Endorsement freddini, entusiasmo a favore di Fagioli, voto disgiunto e poca considerazione dei suoi candidati. Unica soluzione un bel gelatino fresco

Capiamo che quando mancano i contenuti è più facile dare un po’ i numeri.
Probabilmente l’avvocato Gilli ha finito anche il repertorio di critiche astratte che lo ha contraddistinto.
La sua campagna elettorale si basa su critiche al candidato Fagioli, accusato di non avere il curriculum a suo dire adatto, poi sminuire la realizzazione di un’area feste a Saronno ad una sagra della salamella, per virare su paragoni arditi che ci accomunerebbero ai centri sociali accusandoci di corteo non autorizzato per una camminata di 30 metri fatta per accompagnare l’On. Grimoldi alla macchina.

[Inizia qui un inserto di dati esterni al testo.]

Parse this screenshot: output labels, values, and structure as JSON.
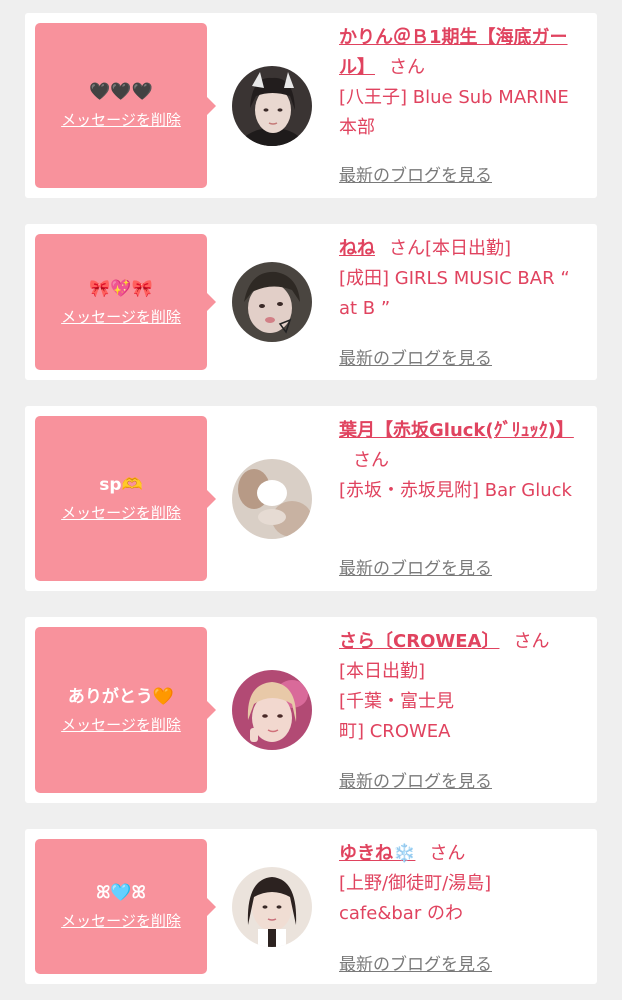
{
  "messages": [
    {
      "bubble_text": "🖤🖤🖤",
      "delete_label": "メッセージを削除",
      "name": "かりん＠Ｂ1期生【海底ガール】",
      "honorific": "さん",
      "status": "",
      "shop": "[八王子] Blue Sub MARINE 本部",
      "blog_label": "最新のブログを見る"
    },
    {
      "bubble_text": "🎀💖🎀",
      "delete_label": "メッセージを削除",
      "name": "ねね",
      "honorific": "さん",
      "status": "[本日出勤]",
      "shop": "[成田] GIRLS MUSIC BAR “ at B ”",
      "blog_label": "最新のブログを見る"
    },
    {
      "bubble_text": "sp🫶",
      "delete_label": "メッセージを削除",
      "name": "葉月【赤坂Gluck(ｸﾞﾘｭｯｸ)】",
      "honorific": "さん",
      "status": "",
      "shop": "[赤坂・赤坂見附] Bar Gluck",
      "blog_label": "最新のブログを見る"
    },
    {
      "bubble_text": "ありがとう🧡",
      "delete_label": "メッセージを削除",
      "name": "さら〔CROWEA〕",
      "honorific": "さん",
      "status": "[本日出勤]",
      "shop": "[千葉・富士見町] CROWEA",
      "blog_label": "最新のブログを見る"
    },
    {
      "bubble_text": "ꕤ🩵ꕤ",
      "delete_label": "メッセージを削除",
      "name": "ゆきね❄️",
      "honorific": "さん",
      "status": "",
      "shop": "[上野/御徒町/湯島] cafe&bar のわ",
      "blog_label": "最新のブログを見る"
    }
  ],
  "colors": {
    "page_bg": "#efefef",
    "card_bg": "#ffffff",
    "bubble": "#f8929c",
    "accent_text": "#e0435f",
    "link_gray": "#7a7a7a"
  }
}
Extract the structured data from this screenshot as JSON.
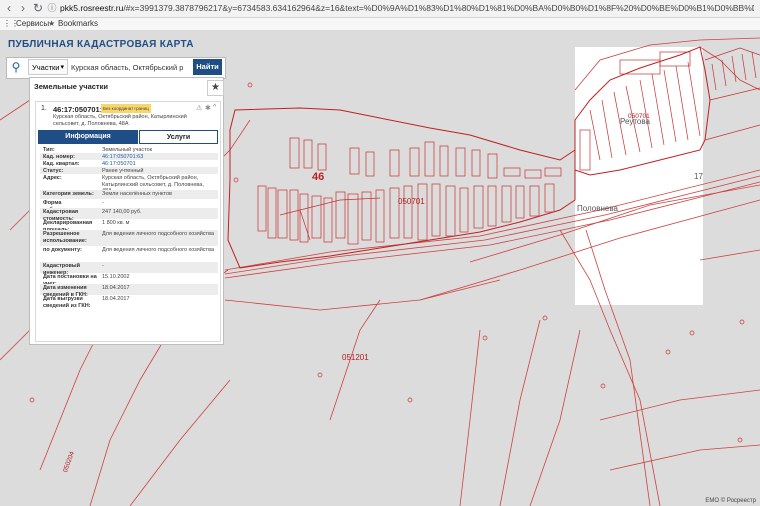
{
  "browser": {
    "url_domain": "pkk5.rosreestr.ru",
    "url_rest": "/#x=3991379.3878796217&y=6734583.634162964&z=16&text=%D0%9A%D1%83%D1%80%D1%81%D0%BA%D0%B0%D1%8F%20%D0%BE%D0%B1%D0%BB%D0%B0%D1%81%D1%82%D1%8C%2C%20%D0%9E",
    "bookmarks": [
      "Сервисы",
      "Bookmarks"
    ]
  },
  "site": {
    "title": "ПУБЛИЧНАЯ КАДАСТРОВАЯ КАРТА"
  },
  "search": {
    "type_label": "Участки",
    "query": "Курская область, Октябрьский р",
    "find_label": "Найти"
  },
  "panel": {
    "title": "Земельные участки",
    "row_number": "1.",
    "cad_number": "46:17:050701:63",
    "badge": "Без координат границ",
    "address_short": "Курская область, Октябрьский район, Катырлинский сельсовет, д. Половнева, 48А",
    "tabs": {
      "info": "Информация",
      "services": "Услуги"
    },
    "rows": [
      {
        "k": "Тип:",
        "v": "Земельный участок",
        "link": false
      },
      {
        "k": "Кад. номер:",
        "v": "46:17:050701:63",
        "link": true
      },
      {
        "k": "Кад. квартал:",
        "v": "46:17:050701",
        "link": true
      },
      {
        "k": "Статус:",
        "v": "Ранее учтенный",
        "link": false
      },
      {
        "k": "Адрес:",
        "v": "Курская область, Октябрьский район, Катырлинский сельсовет, д. Половнева, 48А",
        "link": false
      },
      {
        "k": "Категория земель:",
        "v": "Земли населённых пунктов",
        "link": false
      },
      {
        "k": "Форма собственности:",
        "v": "-",
        "link": false
      },
      {
        "k": "Кадастровая стоимость:",
        "v": "247 140,00 руб.",
        "link": false
      },
      {
        "k": "Декларированная площадь:",
        "v": "1 800 кв. м",
        "link": false
      },
      {
        "k": "Разрешенное использование:",
        "v": "Для ведения личного подсобного хозяйства",
        "link": false
      },
      {
        "k": "по документу:",
        "v": "Для ведения личного подсобного хозяйства",
        "link": false
      },
      {
        "k": "Кадастровый инженер:",
        "v": "-",
        "link": false
      },
      {
        "k": "Дата постановки на учет:",
        "v": "15.10.2002",
        "link": false
      },
      {
        "k": "Дата изменения сведений в ГКН:",
        "v": "18.04.2017",
        "link": false
      },
      {
        "k": "Дата выгрузки сведений из ГКН:",
        "v": "18.04.2017",
        "link": false
      }
    ]
  },
  "map": {
    "labels": {
      "quarter_46": "46",
      "block_1": "050701",
      "block_2": "051201",
      "village_1": "Реутова",
      "village_1_code": "050701",
      "village_2": "Половнева",
      "road": "17",
      "vertical_code": "050204"
    },
    "attribution": "EMO © Росреестр"
  }
}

A riguardo capiamo che vedere le personalità istituzionali più importanti della Lega e di tutto il centrodestra venire a complimentarsi con Alessandro Fagioli per i 5 anni di mandato e a garantirgli l’appoggio pubblicamente può dare fastidio a Gilli, anche considerato che il suo costosissimo ospite non ha nemmeno voluto fare una foto insieme a lui. Diciamo un endorsement un po’ freddino.
Magari quel giorno, essere un po’ mesto presso il proprio gazebo non esattamente straripante di sostenitori, e vedere un nutrito numero di persone accodarsi per voler accompagnare Grimoldi ed esprimere calore e sostegno al suo rivale, Alessandro Fagioli, possa avergli generato qualche mal di pancia.

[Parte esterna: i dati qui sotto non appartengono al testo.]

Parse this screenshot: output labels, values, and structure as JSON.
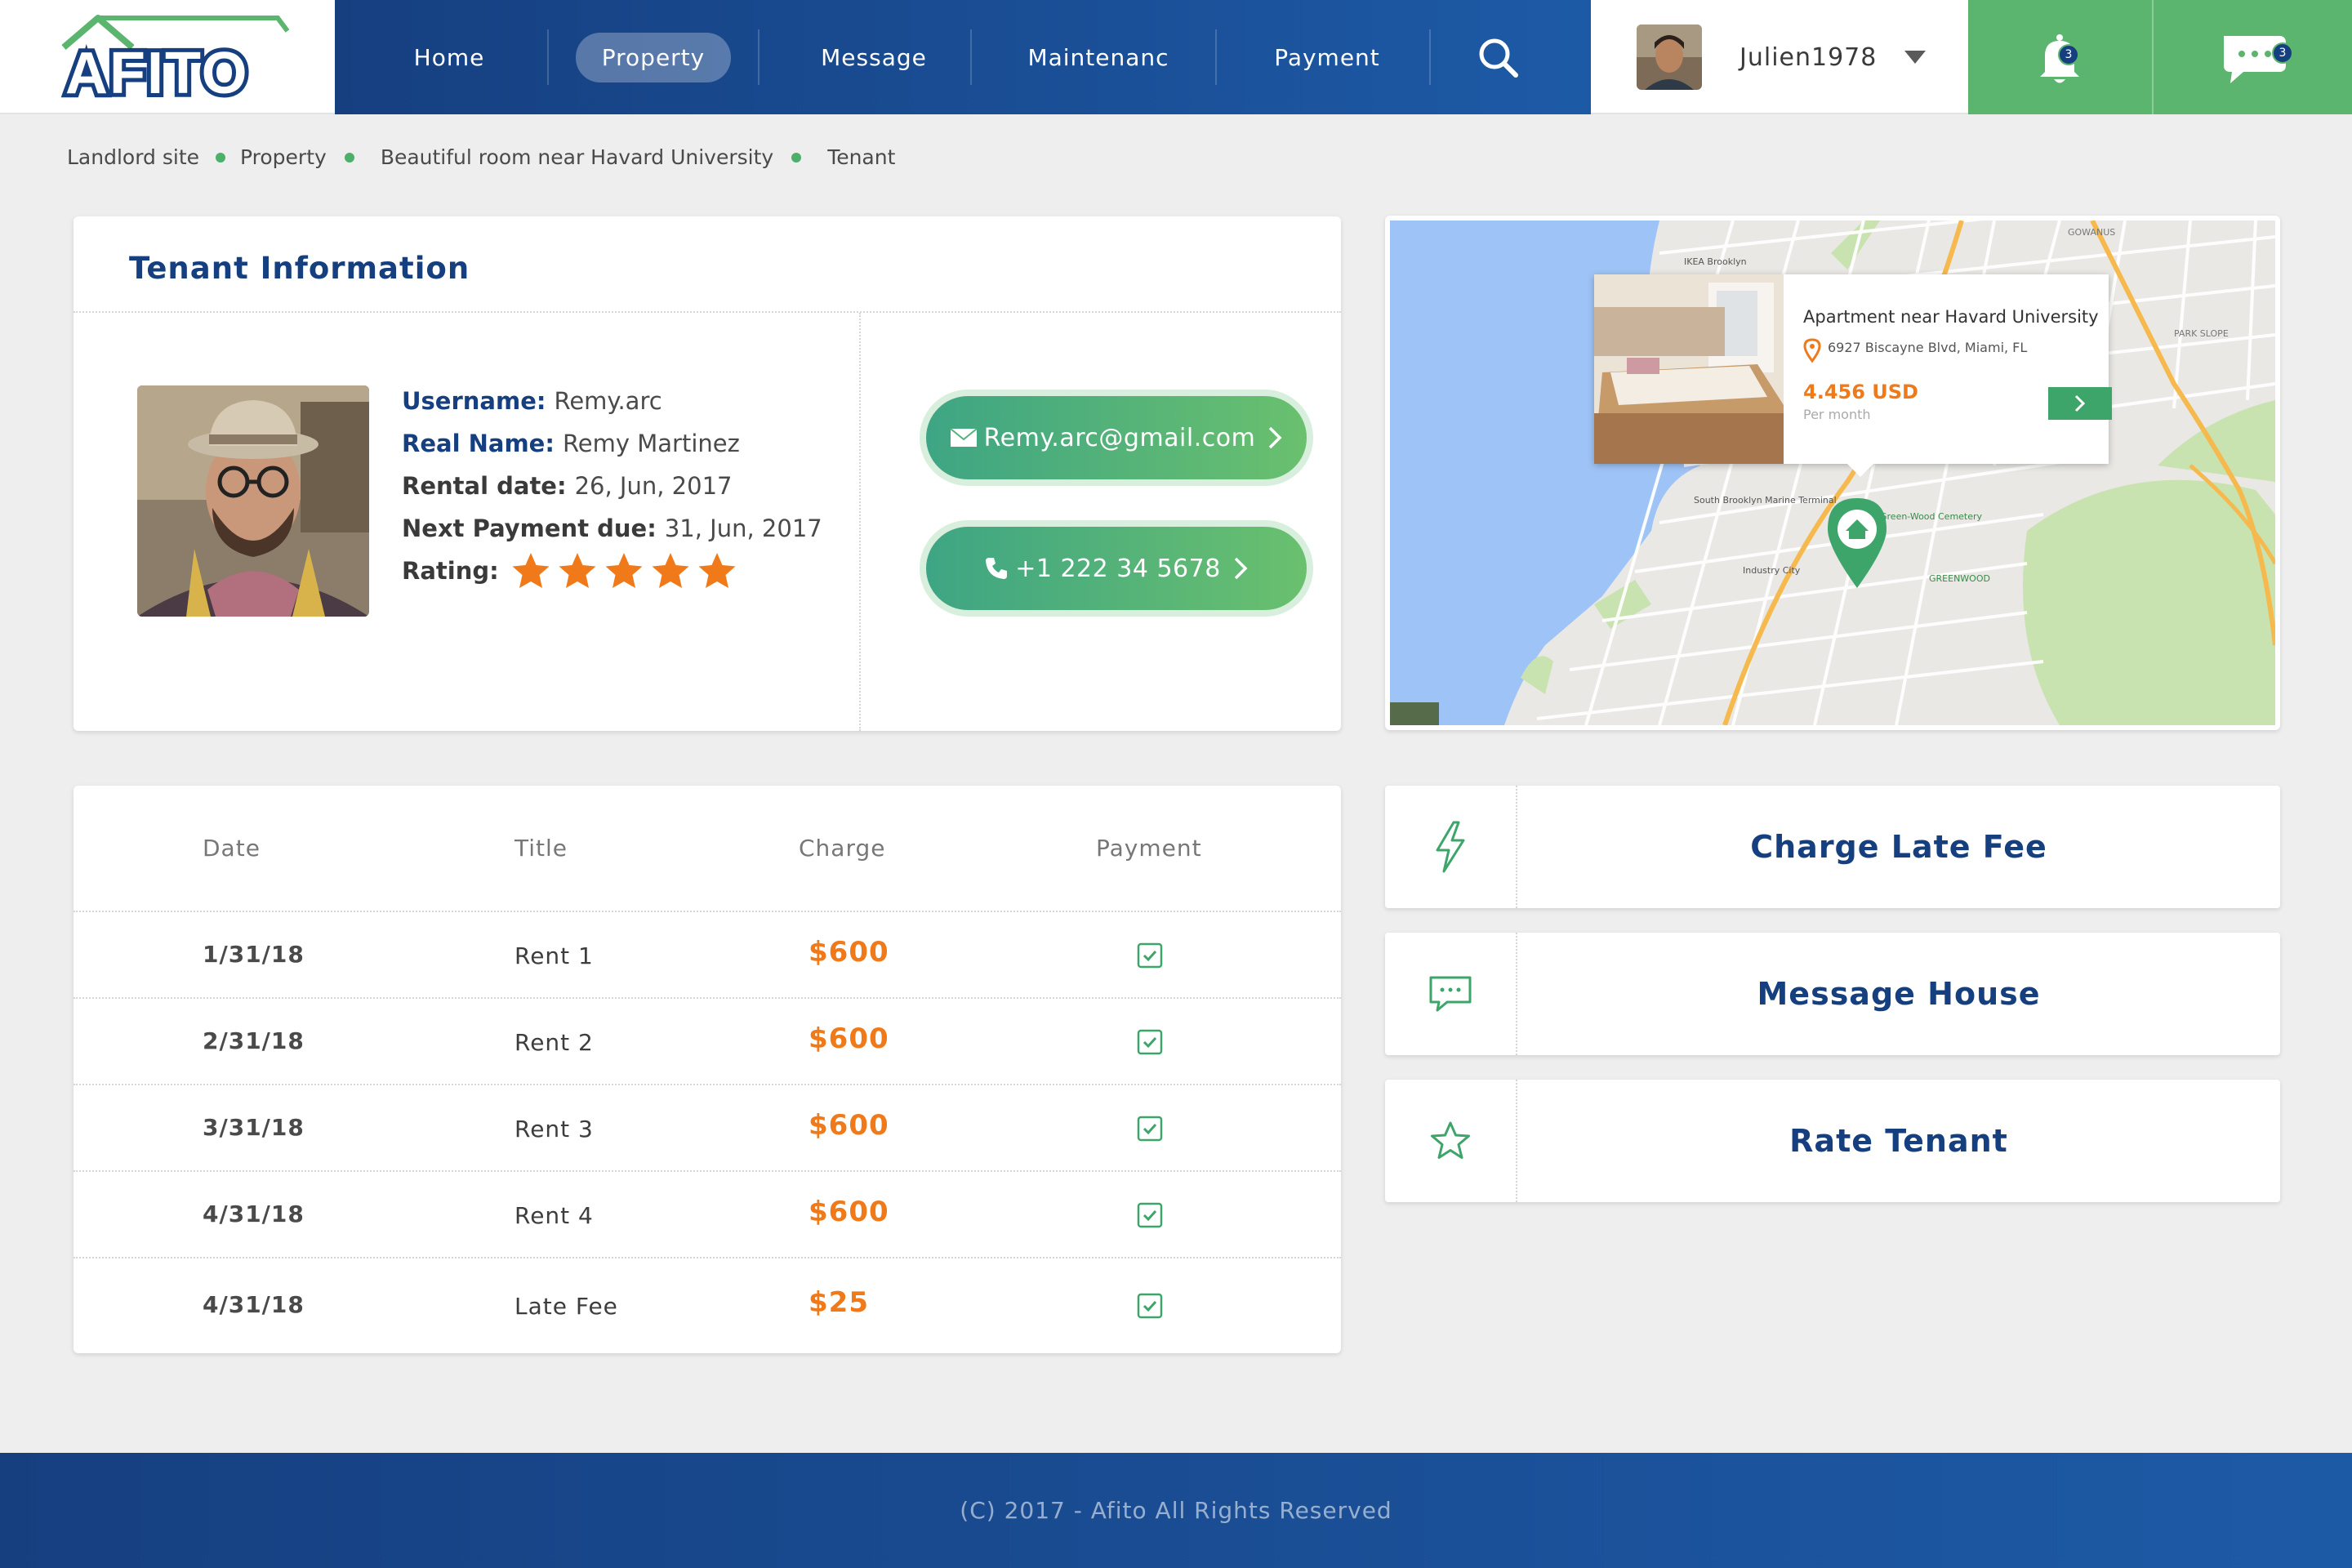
{
  "brand": {
    "logo_text": "AFITO"
  },
  "nav": {
    "items": [
      {
        "label": "Home"
      },
      {
        "label": "Property"
      },
      {
        "label": "Message"
      },
      {
        "label": "Maintenanc"
      },
      {
        "label": "Payment"
      }
    ],
    "active": "Property"
  },
  "user": {
    "name": "Julien1978"
  },
  "notifications": {
    "bell_count": "3",
    "chat_count": "3"
  },
  "breadcrumb": [
    "Landlord site",
    "Property",
    "Beautiful room near Havard University",
    "Tenant"
  ],
  "tenant": {
    "title": "Tenant Information",
    "username_label": "Username:",
    "username": "Remy.arc",
    "realname_label": "Real Name:",
    "realname": "Remy Martinez",
    "rental_label": "Rental date:",
    "rental_date": "26, Jun, 2017",
    "next_label": "Next Payment due:",
    "next_payment": "31, Jun, 2017",
    "rating_label": "Rating:",
    "rating": 5,
    "email": "Remy.arc@gmail.com",
    "phone": "+1 222 34 5678"
  },
  "map": {
    "listing_title": "Apartment near Havard University",
    "address": "6927 Biscayne Blvd, Miami, FL",
    "price": "4.456 USD",
    "per": "Per month",
    "labels": [
      "GOWANUS",
      "IKEA Brooklyn",
      "PARK SLOPE",
      "South Brooklyn Marine Terminal",
      "Green-Wood Cemetery",
      "Industry City",
      "GREENWOOD"
    ]
  },
  "payments": {
    "headers": [
      "Date",
      "Title",
      "Charge",
      "Payment"
    ],
    "rows": [
      {
        "date": "1/31/18",
        "title": "Rent 1",
        "charge": "$600",
        "paid": true
      },
      {
        "date": "2/31/18",
        "title": "Rent 2",
        "charge": "$600",
        "paid": true
      },
      {
        "date": "3/31/18",
        "title": "Rent 3",
        "charge": "$600",
        "paid": true
      },
      {
        "date": "4/31/18",
        "title": "Rent 4",
        "charge": "$600",
        "paid": true
      },
      {
        "date": "4/31/18",
        "title": "Late Fee",
        "charge": "$25",
        "paid": true
      }
    ]
  },
  "actions": [
    {
      "label": "Charge Late Fee",
      "icon": "lightning-icon"
    },
    {
      "label": "Message House",
      "icon": "message-icon"
    },
    {
      "label": "Rate Tenant",
      "icon": "star-icon"
    }
  ],
  "footer": {
    "copyright": "(C) 2017 - Afito All Rights Reserved"
  },
  "colors": {
    "navy": "#163f80",
    "green": "#5cb56e",
    "orange": "#f07a1a"
  }
}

Per non farsi mancare proprio nulla, l’agguerrito avvocato ha rischiato di esagerare, cercando sostegno dove evidentemente sostegno non ha. Infatti nella giornata di ieri, 15 settembre, il lesto Gilli ha voluto consigliare i suoi elettori su come fare il voto disgiunto, casualmente indicando di votare Forza Italia come sigla e lui come sindaco.
Peccato che a questa avance di fine campagna si è trovato un due di picche un po’ pesante, vedendosi minacciato di esposto per utilizzo improprio del simbolo elettorale da Piero Galparoli, responsabile di enti Locali di Forza Italia, che ha ribadito che gli azzurri saronnese sono “senza se e senza ma, con i partiti di centrodestra e a sostegno, in maniera convinta di Alessandro Fagioli”.
Ma dopo questo flirt così duramente rifiutato, il nostro mitico criticatore di curricula, ha visto bene di allargare gli esempi di disgiunto per ogni simbolo di lista, partecipante alle elezioni saronnesi. Ovviamente fornendo il fianco ad altre possibili critiche.
Ma chissà cosa penseranno i candidati che gli danno ufficialmente sostegno: non deve essere molto gratificante essere così poco considerati dal proprio candidato sindaco che prova in modo poco velato a raccattare voti a destra e manca con la scusa del voto disgiunto.
Forse all’avvocato prima esagerare e spararle sempre più grosse, gli consigliamo uno dei suoi “gelatini” per gestire al meglio la calura di fine estate.